Amy Yang is one of the older Koreans under discussion, at 26, and has established herself on various tours and is 11th on the Rolex Rankings. She moved to Australia as a teen to hone her skills, having picked up a club at 10. Her parents, both top sports people, opted to go Down Under to nurture her talent.

But: Sei Young Kim, fourth on the LPGA money list this year, found the bulk of her success prior to 2015 with the KLPGA. She doesn't fit into the 'away' box, having studied at Korea University, while Rolex fourth-ranked So Yeon Ryu went to Yonsei University. 
 
Hyo Joo Kim, who did brilliantly on the KLPGA tour prior to her rookie touring season with the LPGA this year, is only 20. She burst onto the scene at age 14, and has grown into a powerhouse, all the while living and studying in SoKo. Same too for Na Yeon Choi.

So while many young Korean women do go overseas to play, the same applies to teens from other countries too, so where are they?
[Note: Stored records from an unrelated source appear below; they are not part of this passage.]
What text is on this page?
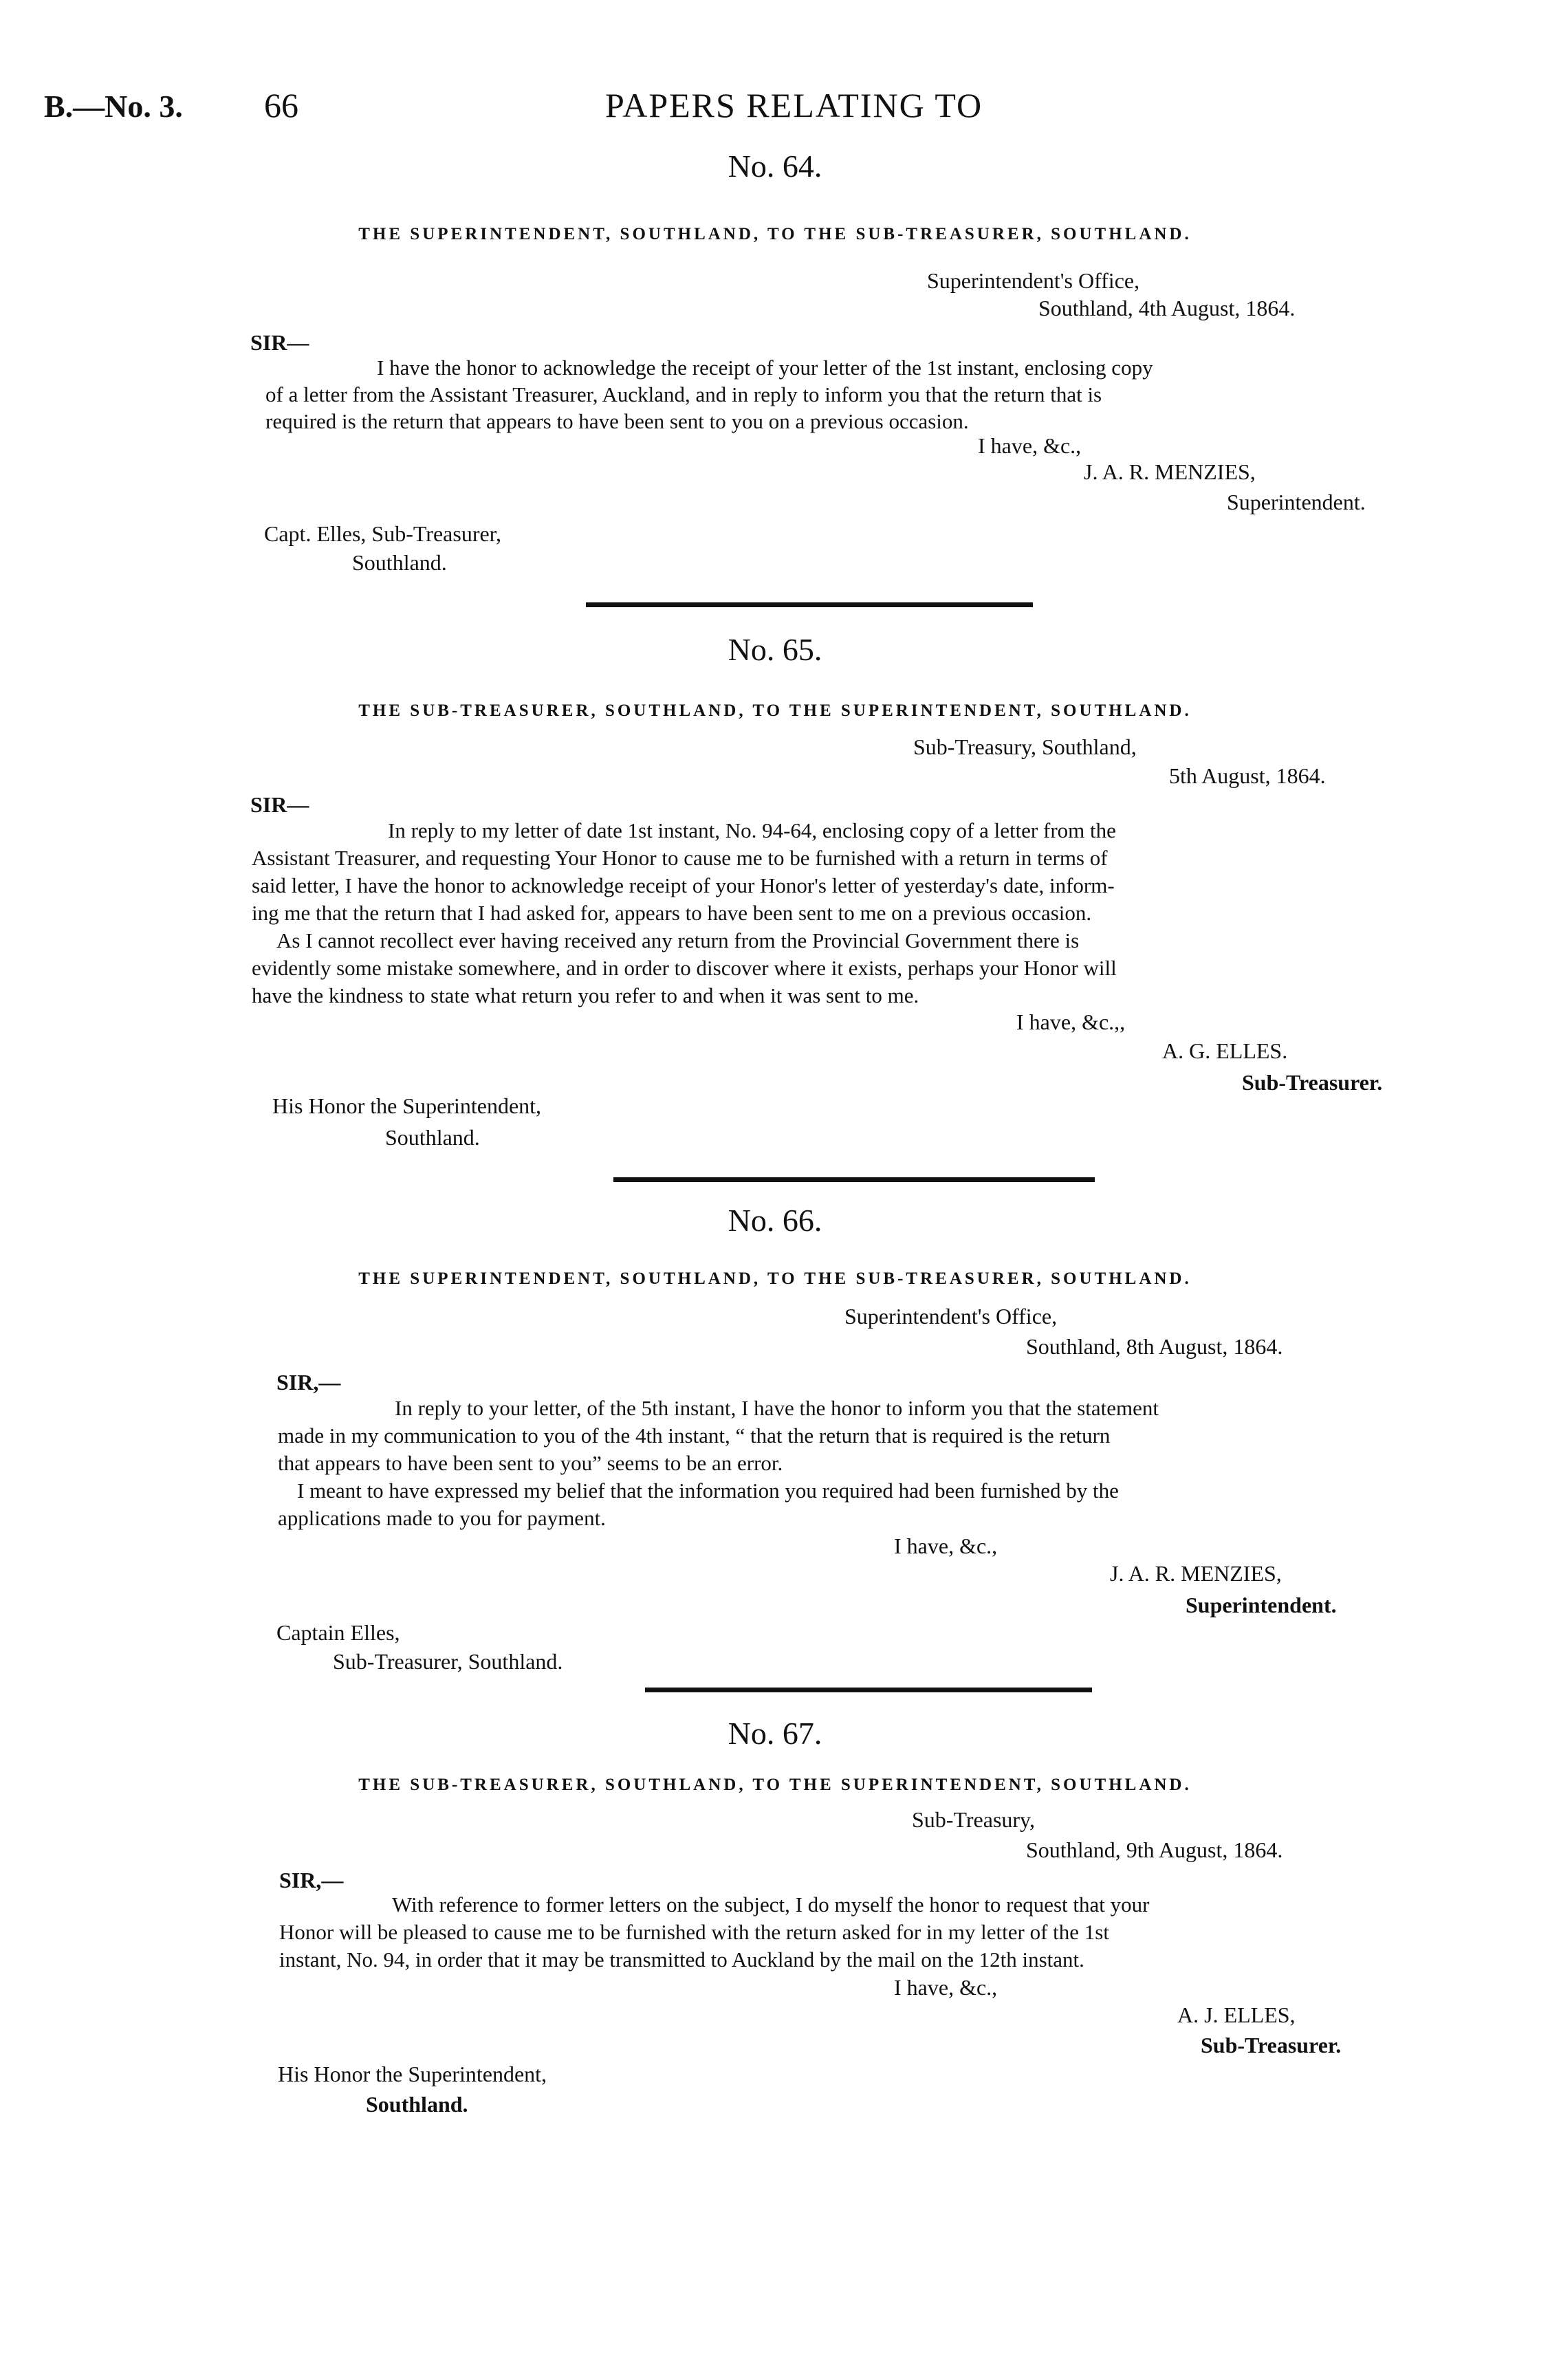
B.—No. 3. 66	PAPERS RELATING TO
No. 64.
THE SUPERINTENDENT, SOUTHLAND, TO THE SUB-TREASURER, SOUTHLAND.
Superintendent's Office,
Southland, 4th August, 1864.
SIR—
I have the honor to acknowledge the receipt of your letter of the 1st instant, enclosing copy
of a letter from the Assistant Treasurer, Auckland, and in reply to inform you that the return that is
required is the return that appears to have been sent to you on a previous occasion.
I have, &c.,
J. A. R. MENZIES,
Superintendent.
Capt. Elles, Sub-Treasurer,
Southland.
No. 65.
THE SUB-TREASURER, SOUTHLAND, TO THE SUPERINTENDENT, SOUTHLAND.
Sub-Treasury, Southland,
5th August, 1864.
SIR—
In reply to my letter of date 1st instant, No. 94-64, enclosing copy of a letter from the
Assistant Treasurer, and requesting Your Honor to cause me to be furnished with a return in terms of
said letter, I have the honor to acknowledge receipt of your Honor's letter of yesterday's date, inform-
ing me that the return that I had asked for, appears to have been sent to me on a previous occasion.
As I cannot recollect ever having received any return from the Provincial Government there is
evidently some mistake somewhere, and in order to discover where it exists, perhaps your Honor will
have the kindness to state what return you refer to and when it was sent to me.
I have, &c.,,
A. G. ELLES.
Sub-Treasurer.
His Honor the Superintendent,
Southland.
No. 66.
THE SUPERINTENDENT, SOUTHLAND, TO THE SUB-TREASURER, SOUTHLAND.
Superintendent's Office,
Southland, 8th August, 1864.
SIR,—
In reply to your letter, of the 5th instant, I have the honor to inform you that the statement
made in my communication to you of the 4th instant, “ that the return that is required is the return
that appears to have been sent to you” seems to be an error.
I meant to have expressed my belief that the information you required had been furnished by the
applications made to you for payment.
I have, &c.,
J. A. R. MENZIES,
Superintendent.
Captain Elles,
Sub-Treasurer, Southland.
No. 67.
THE SUB-TREASURER, SOUTHLAND, TO THE SUPERINTENDENT, SOUTHLAND.
Sub-Treasury,
Southland, 9th August, 1864.
SIR,—
With reference to former letters on the subject, I do myself the honor to request that your
Honor will be pleased to cause me to be furnished with the return asked for in my letter of the 1st
instant, No. 94, in order that it may be transmitted to Auckland by the mail on the 12th instant.
I have, &c.,
A. J. ELLES,
Sub-Treasurer.
His Honor the Superintendent,
Southland.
And many stay where they're from, and do superbly, so this 'learned it elsewhere' assumption isn't accurate either.

Another striking aspect is that while the women's tour is held under Korea's thrall, the men's tours are not. So what is it about Korean sporting culture that sees women play golf in such high numbers, and to such great effect?

Korea are not in the top 30 of the world netball rankings, but they are ninth in the field hockey rankings. Table tennis, badminton, Tae Kwon Do, and basketball were popular sports for girls at the high school I taught at. Not so for football, tennis, or rugby.

The answer then seems to follow Occam's Razor. The simplest answer is probably the right one. Korean women are so good at golf because a very high number of girls play golf from a young age, and if they're good enough they are coached further. 
 
Their choice in sports is smaller than in, say, the USA, and even a reluctant talent is likely pushed harder to succeed than elsewhere. Ambition, be it sporting or academic, is strong in Korean culture, and being middle of the road is discouraged.

Lastly, a possible reason for the glut of rookie Koreans on the LPGA tour in 2015 especially, is that they're trying to make the national Olympic team. Rio 2016 will see golf for the first time since 1904, and as it stands, Korea's IOC-allowed four players are all in the top 10.